When Edwina Mountbatten, the wife of India’s first Governor-General, visited Kashmir in May 1948 on behalf of the Red Cross, she was photographed alongside Begum Abdullah, the wife of the Kashmiri nationalist leader, Sheikh Abdullah – and a confident and smiling Zuni Gujjari.[8] In subsequent years, Gujjari is said to have fallen foul of Sheikh Abdullah’s successor as Kashmir’s prime minister and endured another brief spell in jail – but she was nevertheless awarded a small pension as a freedom fighter.[9]
The women activists of the Kashmiri nationalist movement became known colloquially, in tribute to Gujjari, as the Zuni Brigade. One of Kashmir’s progressive poets, Mirza Ghulam Hassan Beg who wrote as Arif, paid tribute to Zuni and her fellow freedom fighters in his poem ‘Inquilab Zindabad’, or long live revolution, the English translation of which was widely disseminated:
I shall march forth with a machine-gun in hand,
I shall not let the raiders encroach on my garden;
I shall paint my nails with the blood of those that covet me,
Long live the revolution, hail hail the revolution![10]

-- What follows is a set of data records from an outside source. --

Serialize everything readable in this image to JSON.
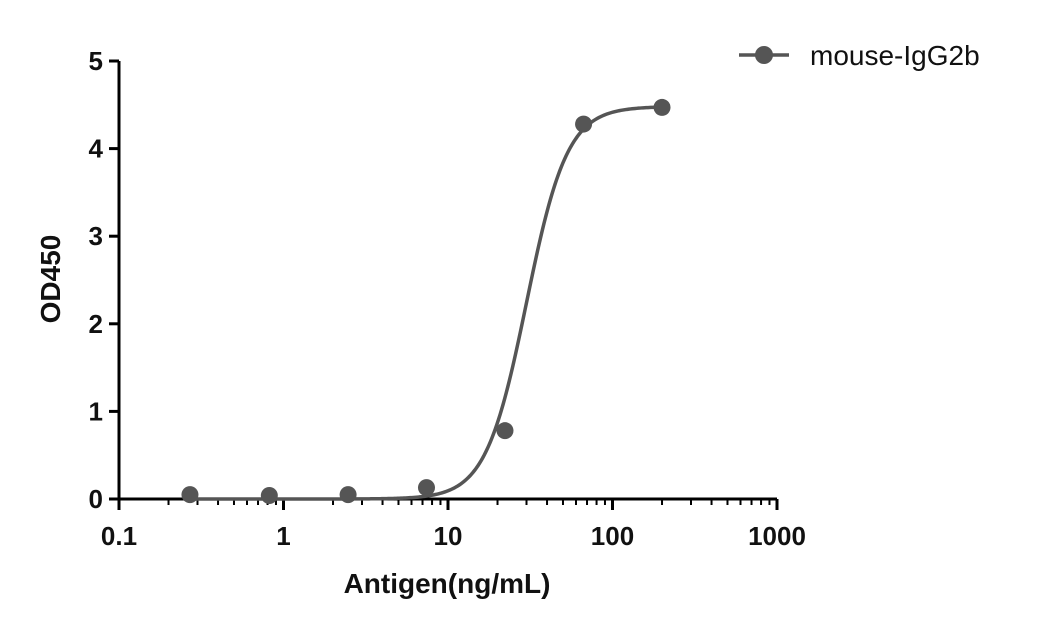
{
  "chart_data": {
    "type": "scatter",
    "title": "",
    "xlabel": "Antigen(ng/mL)",
    "ylabel": "OD450",
    "x_scale": "log",
    "xlim": [
      0.1,
      1000
    ],
    "ylim": [
      0,
      5
    ],
    "x_ticks": [
      0.1,
      1,
      10,
      100,
      1000
    ],
    "x_tick_labels": [
      "0.1",
      "1",
      "10",
      "100",
      "1000"
    ],
    "y_ticks": [
      0,
      1,
      2,
      3,
      4,
      5
    ],
    "y_tick_labels": [
      "0",
      "1",
      "2",
      "3",
      "4",
      "5"
    ],
    "grid": false,
    "legend": "top-right",
    "series": [
      {
        "name": "mouse-IgG2b",
        "color": "#555555",
        "x": [
          0.27,
          0.82,
          2.47,
          7.4,
          22.2,
          66.7,
          200
        ],
        "y": [
          0.05,
          0.04,
          0.05,
          0.13,
          0.78,
          4.28,
          4.47
        ],
        "fit": {
          "model": "4PL",
          "bottom": 0.0,
          "top": 4.48,
          "ec50": 30,
          "hill": 3.5
        }
      }
    ]
  }
}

But the Kashmiri revolution stalled; Kashmiri nationalism found itself constricted by the style of Indian nationalism pursued by India’s first prime minister, Jawaharlal Nehru; and the activism of Zuni Gujjari and her colleagues was no longer celebrated as Kashmiris became more resentful of Indian rule.

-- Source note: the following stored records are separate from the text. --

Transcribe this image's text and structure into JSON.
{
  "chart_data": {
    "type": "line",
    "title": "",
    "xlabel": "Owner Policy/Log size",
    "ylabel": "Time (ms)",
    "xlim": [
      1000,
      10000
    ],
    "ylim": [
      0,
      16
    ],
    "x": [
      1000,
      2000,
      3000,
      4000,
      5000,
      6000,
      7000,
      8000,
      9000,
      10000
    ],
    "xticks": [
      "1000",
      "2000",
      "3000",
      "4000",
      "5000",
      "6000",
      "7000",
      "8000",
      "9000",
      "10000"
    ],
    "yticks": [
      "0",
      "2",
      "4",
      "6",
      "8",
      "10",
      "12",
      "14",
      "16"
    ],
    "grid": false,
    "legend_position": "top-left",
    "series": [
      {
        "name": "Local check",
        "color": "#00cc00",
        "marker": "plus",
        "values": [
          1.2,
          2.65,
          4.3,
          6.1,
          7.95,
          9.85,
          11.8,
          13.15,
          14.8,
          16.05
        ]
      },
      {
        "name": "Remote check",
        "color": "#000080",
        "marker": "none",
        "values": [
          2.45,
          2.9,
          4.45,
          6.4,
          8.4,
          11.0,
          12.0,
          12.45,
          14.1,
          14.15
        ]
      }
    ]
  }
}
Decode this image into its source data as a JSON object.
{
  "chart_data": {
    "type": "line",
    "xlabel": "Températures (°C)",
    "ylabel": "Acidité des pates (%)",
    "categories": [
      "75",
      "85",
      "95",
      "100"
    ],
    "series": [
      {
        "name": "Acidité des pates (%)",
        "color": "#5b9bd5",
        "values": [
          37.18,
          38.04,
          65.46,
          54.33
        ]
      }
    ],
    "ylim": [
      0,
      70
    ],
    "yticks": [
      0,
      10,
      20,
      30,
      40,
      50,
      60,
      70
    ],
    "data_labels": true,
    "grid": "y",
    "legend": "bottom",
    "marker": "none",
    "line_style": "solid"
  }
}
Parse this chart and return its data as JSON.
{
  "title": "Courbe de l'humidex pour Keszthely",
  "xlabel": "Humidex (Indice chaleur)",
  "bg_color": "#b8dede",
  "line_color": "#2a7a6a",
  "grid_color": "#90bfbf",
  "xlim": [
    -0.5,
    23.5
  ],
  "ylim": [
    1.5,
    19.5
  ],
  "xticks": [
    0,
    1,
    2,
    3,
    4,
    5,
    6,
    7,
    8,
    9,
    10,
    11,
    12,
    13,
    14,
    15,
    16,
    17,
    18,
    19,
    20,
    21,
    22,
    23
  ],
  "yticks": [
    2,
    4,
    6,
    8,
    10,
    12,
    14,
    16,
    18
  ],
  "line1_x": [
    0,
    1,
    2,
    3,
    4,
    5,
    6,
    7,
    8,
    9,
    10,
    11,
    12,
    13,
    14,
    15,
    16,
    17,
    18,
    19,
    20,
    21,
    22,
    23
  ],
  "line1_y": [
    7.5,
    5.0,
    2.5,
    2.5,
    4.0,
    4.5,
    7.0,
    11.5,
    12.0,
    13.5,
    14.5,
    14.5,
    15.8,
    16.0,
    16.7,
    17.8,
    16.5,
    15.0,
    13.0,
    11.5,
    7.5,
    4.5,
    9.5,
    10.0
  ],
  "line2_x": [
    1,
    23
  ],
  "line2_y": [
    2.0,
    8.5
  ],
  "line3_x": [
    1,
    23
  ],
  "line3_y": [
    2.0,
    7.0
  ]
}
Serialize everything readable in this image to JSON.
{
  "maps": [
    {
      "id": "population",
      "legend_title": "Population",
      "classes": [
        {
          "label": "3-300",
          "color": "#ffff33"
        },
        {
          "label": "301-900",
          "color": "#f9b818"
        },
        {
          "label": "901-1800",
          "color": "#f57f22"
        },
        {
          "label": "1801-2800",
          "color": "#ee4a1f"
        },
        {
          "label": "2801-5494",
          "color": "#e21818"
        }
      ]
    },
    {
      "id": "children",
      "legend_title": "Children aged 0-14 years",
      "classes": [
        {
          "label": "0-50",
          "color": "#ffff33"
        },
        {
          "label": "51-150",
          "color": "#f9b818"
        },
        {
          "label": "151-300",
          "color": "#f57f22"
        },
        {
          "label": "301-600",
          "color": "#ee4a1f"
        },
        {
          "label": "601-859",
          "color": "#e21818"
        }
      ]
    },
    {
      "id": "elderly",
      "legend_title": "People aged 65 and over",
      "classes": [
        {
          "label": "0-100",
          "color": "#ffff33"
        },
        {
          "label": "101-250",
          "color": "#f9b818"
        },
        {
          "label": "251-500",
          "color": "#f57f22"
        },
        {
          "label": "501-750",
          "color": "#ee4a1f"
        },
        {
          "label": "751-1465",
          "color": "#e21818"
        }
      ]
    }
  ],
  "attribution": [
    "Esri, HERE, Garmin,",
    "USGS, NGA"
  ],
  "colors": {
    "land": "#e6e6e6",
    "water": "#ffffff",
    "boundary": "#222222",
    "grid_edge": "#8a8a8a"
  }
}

The clouds of the separatist conflict which has engulfed Indian-administered Kashmir since 1989 have cast a shadow over the narrative of popular politics in Kashmir in the 1940s. That’s why it is important to look for the trajectory of Zuni Gujjari’s life and activism and the moment of empowerment Kashmiri nationalism represented for many young Kashmiris seventy-five years ago.
[1] Madhvi Yasin, ‘Role of Women in the Freedom Struggle of Kashmir’ in Mohammad Yasin and A.Qaiyum Rafiqi (eds), History of the Freedom Struggle in Jammu & Kashmir, New Delhi: Light & Life 1980. C. Bilqees Taseer, The Kashmir of Sheikh Muhammad Abdullah, Lahore: Ferozsons, 1986, pp.221-3. Shazia Malik, Women’s Development amid Conflicts in Kashmir: a socio-cultural study, Partridge India, 2014, pp.35-39
[2] Andrew Whitehead, ‘The Making of the New Kashmir Manifesto’ in India at 70: multidisciplinary approaches, edited by Ruth Maxey and Paul McGarr, Routledge: London and New York, 2020
[3] Mahmooda Ahmed Ali Shah interviewed by Andrew Whitehead, Srinagar, 18 June 2007
[4] Krishna Misri, personal communication, 13 November 2018
[5] Shanti Swarup Ambardar, ‘Kashmir 1947’
[6] People’s Age, 28 December 1947
[7] Kashmir Defends Democracy, Delhi: Kashmir Bureau of Information, [1948].
[8] The photograph is reproduced in Nyla Ali Khan, Islam, Women and Violence in Kashmir, New York: Palgrave Macmillan, 2010, p.132
[9] Madhvi Yasin, ‘Role of Women in the Freedom Struggle’, pp.204-5. C. Bilqees Taseer, The Kashmir of Sheikh Muhammad Abdullah, pp.221-3.
[10] Somnath Dhar, ‘Freedom Struggle of Jammu & Kashmir State as seen in Folklore’, in Mohammad Yasin and A.Qaiyum Rafiqi (eds), History of the Freedom Struggle in Jammu & Kashmir, New Delhi: Light & Life 1980.